Lo Yemen cambia ancora una volta gli equilibri del Medio Oriente e questa volta lo fa nel punto più sensibile della carta geografica. Gli Houthi hanno preso il controllo delle isole di Grande Hanish e Piccola Hanish, le ultime ancora nelle mani delle forze del governo yemenita riconosciuto internazionalmente nell’area dello stretto di Bab el-Mandeb.
Nelle stesse ore il movimento filo-iraniano ha raggiunto alla sua conquista anche Perim, o Mayyun, l’isola che divide in due i canali navigabili del passaggio tra Mar Rosso e Golfo di Aden.
⭕️ Confirmed by pro-Saudi sources, Mayun (Perim) Island was captured by Yemen's Ansarallah.
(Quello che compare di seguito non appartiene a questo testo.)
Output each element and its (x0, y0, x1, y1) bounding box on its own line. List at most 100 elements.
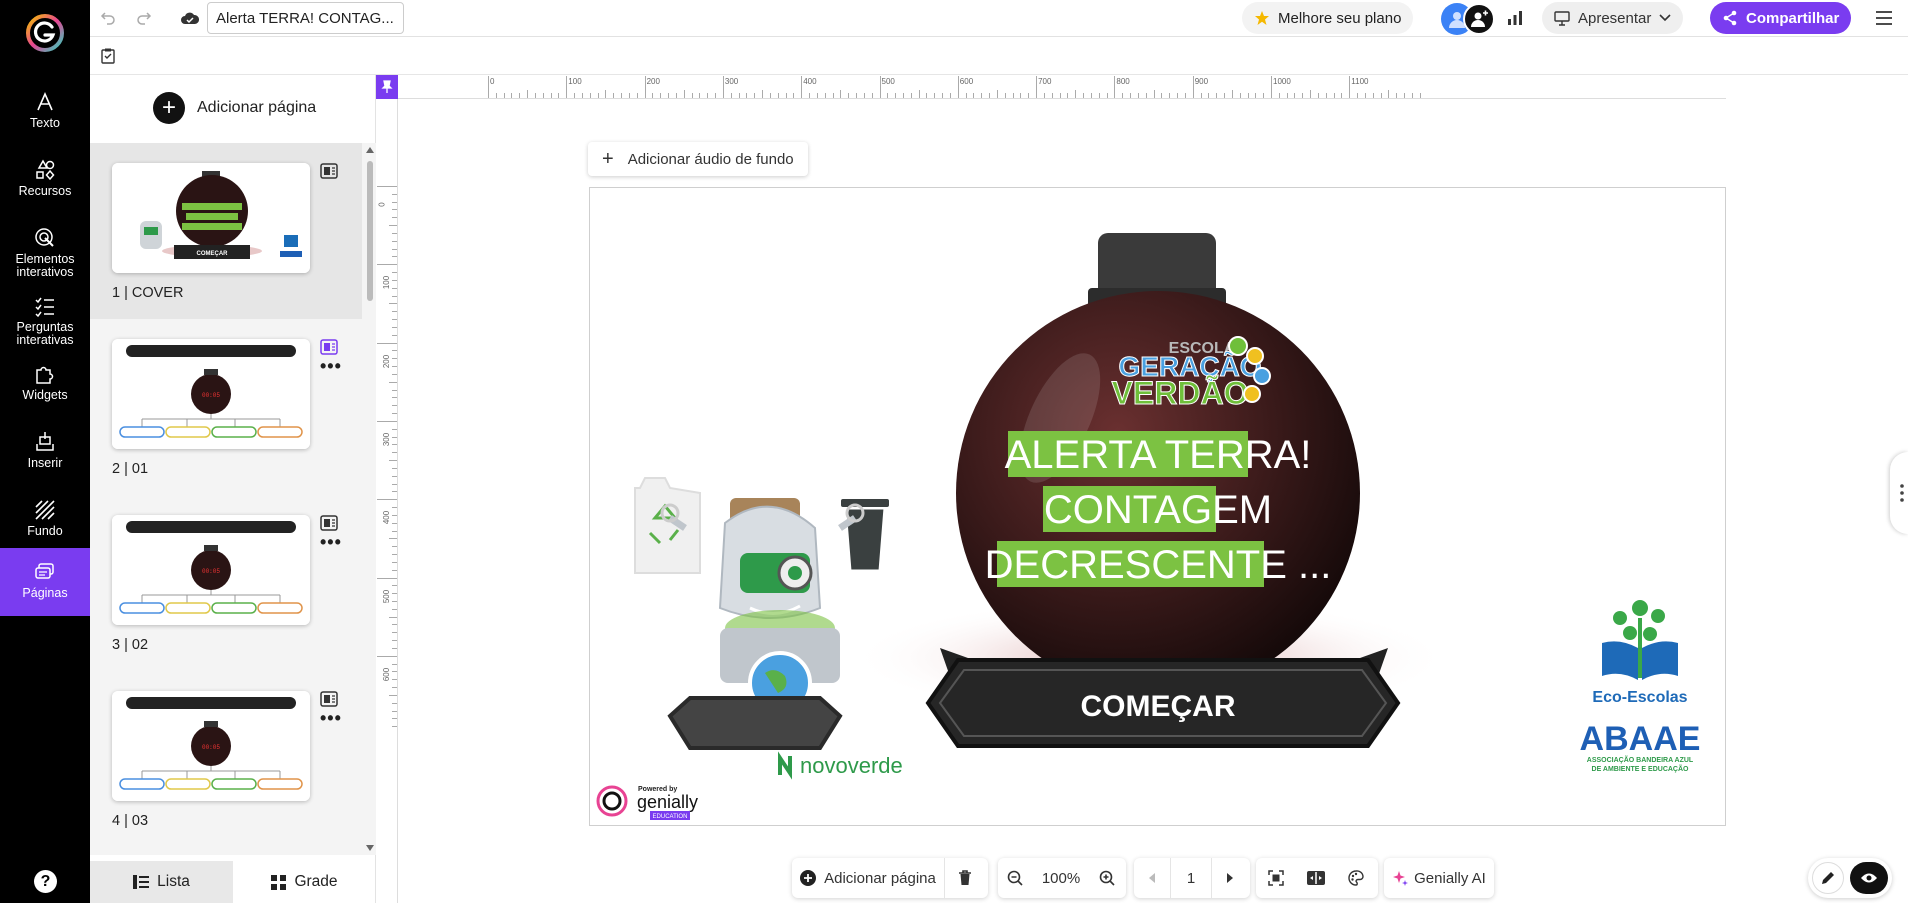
ruler-tick-label: 300 (724, 77, 739, 86)
upgrade-plan-button[interactable]: Melhore seu plano (1242, 2, 1414, 34)
clipboard-check-icon[interactable] (98, 47, 118, 65)
page-item-2[interactable]: 00:05 ••• 2 | 01 (90, 319, 362, 495)
svg-text:genially: genially (637, 792, 698, 812)
add-page-button[interactable]: + Adicionar página (153, 92, 316, 124)
ruler-tick (1043, 93, 1045, 98)
add-collaborator-icon[interactable] (1463, 3, 1495, 35)
pin-icon[interactable] (376, 75, 398, 99)
more-options-icon[interactable]: ••• (320, 709, 342, 727)
analytics-icon[interactable] (1505, 9, 1525, 27)
rail-item-insert[interactable]: Inserir (0, 418, 90, 486)
ruler-tick (392, 546, 397, 548)
ruler-tick (392, 491, 397, 493)
ruler-tick (392, 193, 397, 195)
ruler-tick (934, 93, 936, 98)
ruler-tick (377, 342, 397, 344)
star-icon (1255, 11, 1269, 25)
start-button[interactable]: COMEÇAR (925, 648, 1401, 748)
add-background-audio-button[interactable]: + Adicionar áudio de fundo (588, 142, 808, 176)
ruler-tick-label: 400 (803, 77, 817, 86)
page-item-4[interactable]: 00:05 ••• 4 | 03 (90, 671, 362, 847)
more-options-icon[interactable]: ••• (320, 357, 342, 375)
svg-text:COMEÇAR: COMEÇAR (197, 251, 229, 257)
next-page-icon[interactable] (1212, 858, 1248, 898)
page-thumbnail[interactable]: 00:05 (112, 691, 310, 801)
page-thumbnail[interactable]: 00:05 (112, 339, 310, 449)
ruler-tick (1317, 93, 1319, 98)
rail-item-text[interactable]: Texto (0, 78, 90, 146)
ruler-tick (777, 93, 779, 98)
slide-canvas[interactable]: ESCOLA GERAÇÃO VERDÃO ALERTA TERRA! CONT… (589, 187, 1726, 826)
genially-ai-button[interactable]: Genially AI (1384, 858, 1494, 898)
edit-pencil-icon[interactable] (1812, 862, 1844, 894)
edit-preview-toggle[interactable] (1808, 858, 1892, 898)
rail-item-resources[interactable]: Recursos (0, 146, 90, 214)
redo-icon[interactable] (134, 8, 154, 28)
delete-page-icon[interactable] (944, 858, 984, 898)
bottom-add-page-button[interactable]: Adicionar página (792, 858, 944, 898)
genially-logo-icon[interactable] (25, 13, 65, 53)
project-title-input[interactable]: Alerta TERRA! CONTAG... (207, 2, 404, 34)
rail-item-interactive-questions[interactable]: Perguntas interativas (0, 282, 90, 350)
split-view-icon[interactable] (1296, 858, 1336, 898)
more-options-icon[interactable]: ••• (320, 533, 342, 551)
page-thumbnail[interactable]: 00:05 (112, 515, 310, 625)
page-list: COMEÇAR 1 | COVER 00:05 ••• 2 | 01 00:05… (90, 143, 376, 855)
page-item-3[interactable]: 00:05 ••• 3 | 02 (90, 495, 362, 671)
ruler-tick (887, 93, 889, 98)
page-settings-icon[interactable] (320, 339, 338, 355)
ruler-tick (389, 616, 397, 618)
help-button[interactable]: ? (34, 870, 57, 893)
zoom-in-icon[interactable] (1090, 858, 1124, 898)
ruler-tick (1341, 93, 1343, 98)
shapes-icon (36, 159, 55, 181)
tab-grid[interactable]: Grade (233, 861, 376, 903)
right-panel-handle[interactable] (1890, 452, 1908, 534)
ruler-tick (1231, 90, 1233, 98)
ruler-tick (392, 428, 397, 430)
tab-list-label: Lista (157, 873, 190, 890)
add-audio-label: Adicionar áudio de fundo (627, 150, 794, 168)
ruler-tick (1004, 93, 1006, 98)
ruler-tick (511, 93, 513, 98)
rail-item-interactive-elements[interactable]: Elementos interativos (0, 214, 90, 282)
zoom-out-icon[interactable] (998, 858, 1032, 898)
page-item-1[interactable]: COMEÇAR 1 | COVER (90, 143, 362, 319)
page-list-scrollbar[interactable] (364, 143, 376, 855)
ruler-tick (392, 554, 397, 555)
ruler-tick (1137, 93, 1139, 98)
ruler-tick (392, 710, 397, 712)
ruler-tick (558, 93, 560, 98)
rail-item-widgets[interactable]: Widgets (0, 350, 90, 418)
current-page-number[interactable]: 1 (1170, 858, 1212, 898)
powered-by-genially-badge: Powered by genially EDUCATION (596, 785, 698, 820)
page-settings-icon[interactable] (320, 515, 338, 531)
ruler-tick (392, 522, 397, 524)
page-thumbnail[interactable]: COMEÇAR (112, 163, 310, 273)
rail-item-background[interactable]: Fundo (0, 486, 90, 554)
page-settings-icon[interactable] (320, 691, 338, 707)
ruler-tick (392, 467, 397, 469)
menu-icon[interactable] (1874, 8, 1894, 28)
prev-page-icon[interactable] (1134, 858, 1170, 898)
ruler-tick (973, 93, 975, 98)
ruler-tick (488, 76, 489, 98)
present-button[interactable]: Apresentar (1542, 2, 1684, 34)
preview-eye-icon[interactable] (1850, 862, 1888, 894)
ruler-tick (1130, 93, 1132, 98)
ruler-tick (392, 248, 397, 250)
ruler-tick (730, 93, 732, 98)
page-settings-icon[interactable] (320, 163, 338, 179)
fit-screen-icon[interactable] (1256, 858, 1296, 898)
ruler-tick (392, 687, 397, 689)
ruler-tick (1051, 93, 1053, 98)
share-button[interactable]: Compartilhar (1710, 2, 1852, 34)
ruler-tick (762, 90, 764, 98)
theme-palette-icon[interactable] (1336, 858, 1376, 898)
undo-icon[interactable] (98, 8, 118, 28)
zoom-level[interactable]: 100% (1032, 858, 1090, 898)
tab-list[interactable]: Lista (90, 861, 233, 903)
share-label: Compartilhar (1746, 9, 1840, 27)
ruler-tick (754, 93, 756, 98)
rail-item-pages[interactable]: Páginas (0, 548, 90, 616)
— MenchOsint (@MenchOsint) September 10, 2026
The situation as i understand it: https://t.co/z090wYHqPM pic.twitter.com/CwmkTGoPkt
La sequenza degli eventi è stata un’accelerazione continua. Ieri gli Houthi hanno conquistato Mocha, lo storico porto sul Mar Rosso, e sono avanzati verso sud via costa. Da lì hanno mirato alle isole. “Tutto ciò che era sotto il nostro controllo sulla costa occidentale è caduto”, ha dichiarato un funzionario militare yemenita all’AFP.
Il valore delle isole conquistate è inversamente proporzionale alle loro dimensioni. Bab el-Mandeb è largo circa 29 chilometri. Perim divide il passaggio in due canali navigabili e la sua posizione consente di condizionare il traffico marittimo. A nord si trovano le isole Hanish, incastonate tra Hodeidah e Mocha: una posizione strategica sulle navi in avvicinamento.
La conquista del Bab el-Mandeb apre ora un secondo fronte marittimo. Gli Houthi sostenuti dall’Iran controllano già gran parte dello Yemen settentrionale, compresa la capitale Sanaa. Ora, però, la situazione si ribalta qualitativamente: invece di limitarsi a colpire una rotta marittima dalla terraferma, i ribelli hanno raggiunto direttamente alcune delle posizioni insulari che dominano l’accesso allo stretto. Teheran, come mostrano le mosse degli ultimi giorni, starebbe costruendo dunque una nuova rete che mette in relazione gli Houthi e alcune milizie irachene con l’obiettivo di minacciare gli alleati americani nel Golfo attraverso una classica manovra a tenaglia.
Riyadh si trova ora davanti a una situazione particolarmente delicata. Da un lato non può permettere che gli Houthi dispongano di una posizione dominante sul Bab el-Mandeb, dall’altro un intervento militare diretto rischierebbe di riaprire una guerra che l’Arabia Saudita aveva cercato di congelare. Per correre ai ripari, il principe ereditario Mohammed bin Salman avrebbe chiesto a Donald Trump un intervento militare americano diretto contro gli Houthi, ricevendo invece un’offerta limitata al sostegno in termini di intelligence e targeting.
Il movimento yemenita, intanto, prova a disinnescare le conseguenze internazionali della conquista. Un esponente dell’ufficio politico Houthi, Hazem al-Assad, ha dichiarato che la navigazione internazionale attraverso il Bab el-Mandeb e il Mar Rosso sarebbe “sicura e ordinata”. Anche il portavoce Mohammed Abdulsalam ha sostenuto che la libertà di navigazione rimane garantita, precisando però che le operazioni del gruppo continueranno contro quelli che definisce gli obiettivi dell’“aggressione” contro lo Yemen.